我有兩個如下所示的資料框:
id1 <- c("1", "2", "3", "4", "4")
start <- c("2019-07-09", "2021-03-22", "2019-02-25", "2019-01-27", "2019-02-14")
end <- c("2019-07-10", "2021-03-27", "2019-02-27", "2019-01-28", "2019-02-16")
df1 <- data.frame(id1, start, end)
id2 <- c( "1","1", "2", "2" ,"2" ,"2" , "2", "2", "3","3", "3", "4", "4", "4" )

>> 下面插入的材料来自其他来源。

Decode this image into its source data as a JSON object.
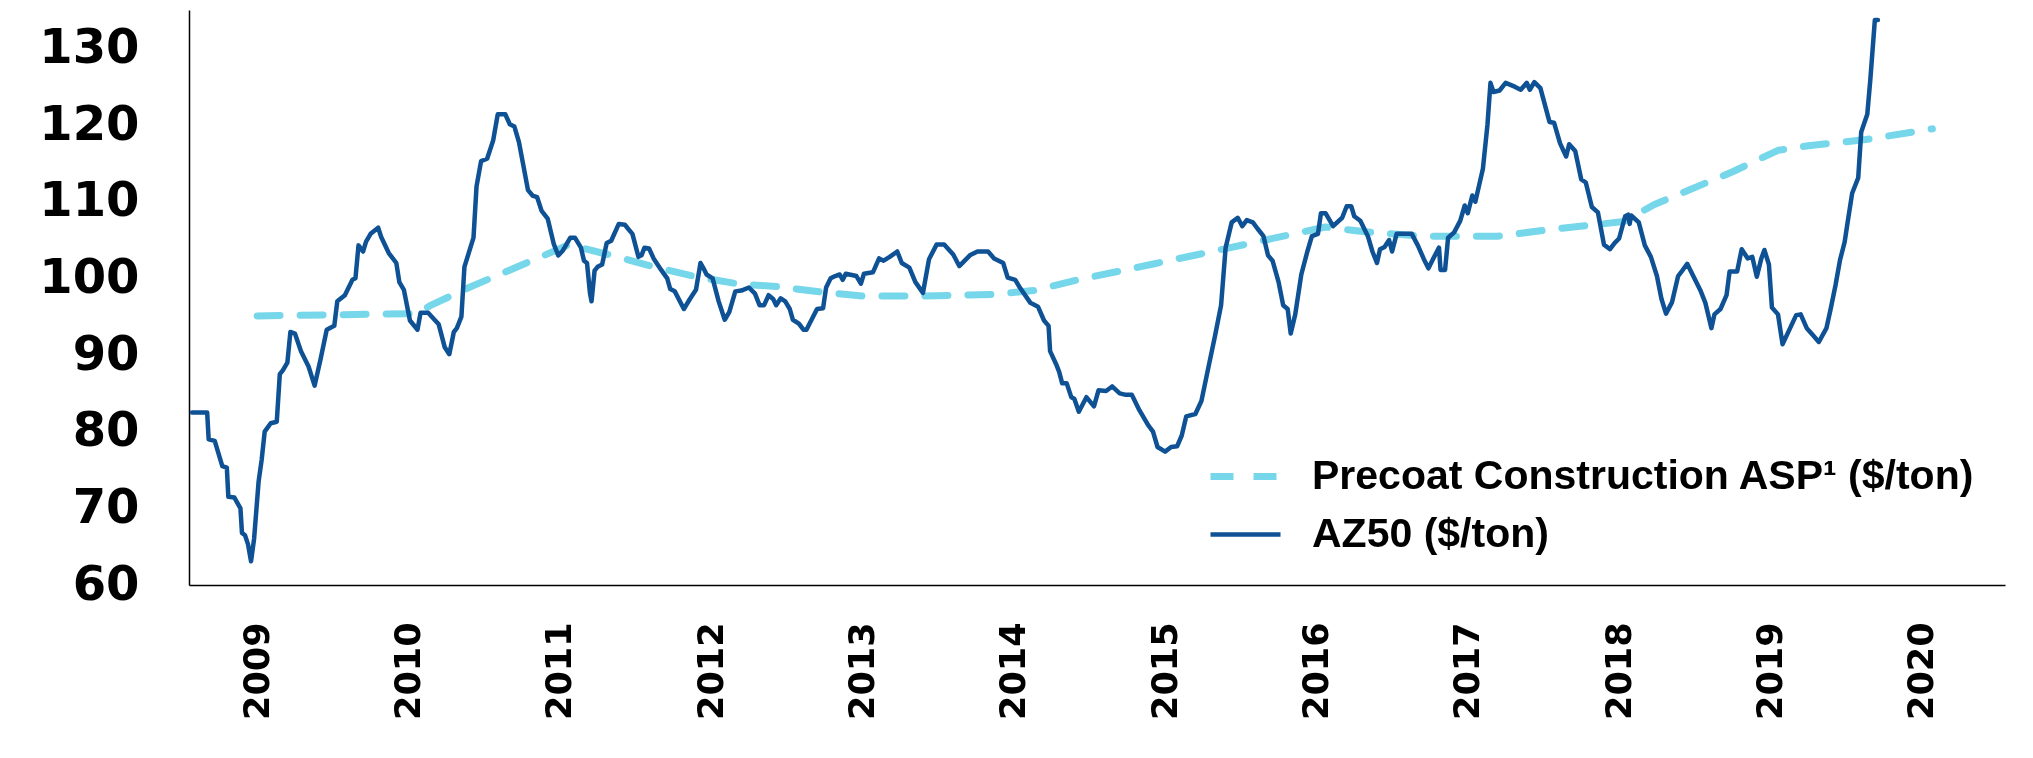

date <- c("2019-07-09","2019-07-10", "2021-03-22", "2021-03-23", "2021-03-24", "2021-03-25", "2021-03-26", "2021-03-27", "2019-02-25", "2019-02-26", "2019-02-27", "2019-01-27", "2019-02-14", "2019-02-15")
value <- c("0.5","0.5","0.5","0.5","0.5","0.5","0.5","0.5","0.5","0.5","0.5","0.5","0.5","0.5")
df2 <- data.frame(id2, date, value)
如果日期落在 df1 中的開始日期和結束日期中,我正在嘗試按 id 匹配并求和 df2 中的值。
輸出應如下所示。我一直在嘗試通過 dplyr 來解決這個問題,但沒有任何運氣。
###EXPECTED OUTPUT####
id1 <- c("1", "2", "3", "4", "4")
start <- c("2019-07-09", "2021-03-22", "2019-02-25", "2019-01-27", "2019-02-14")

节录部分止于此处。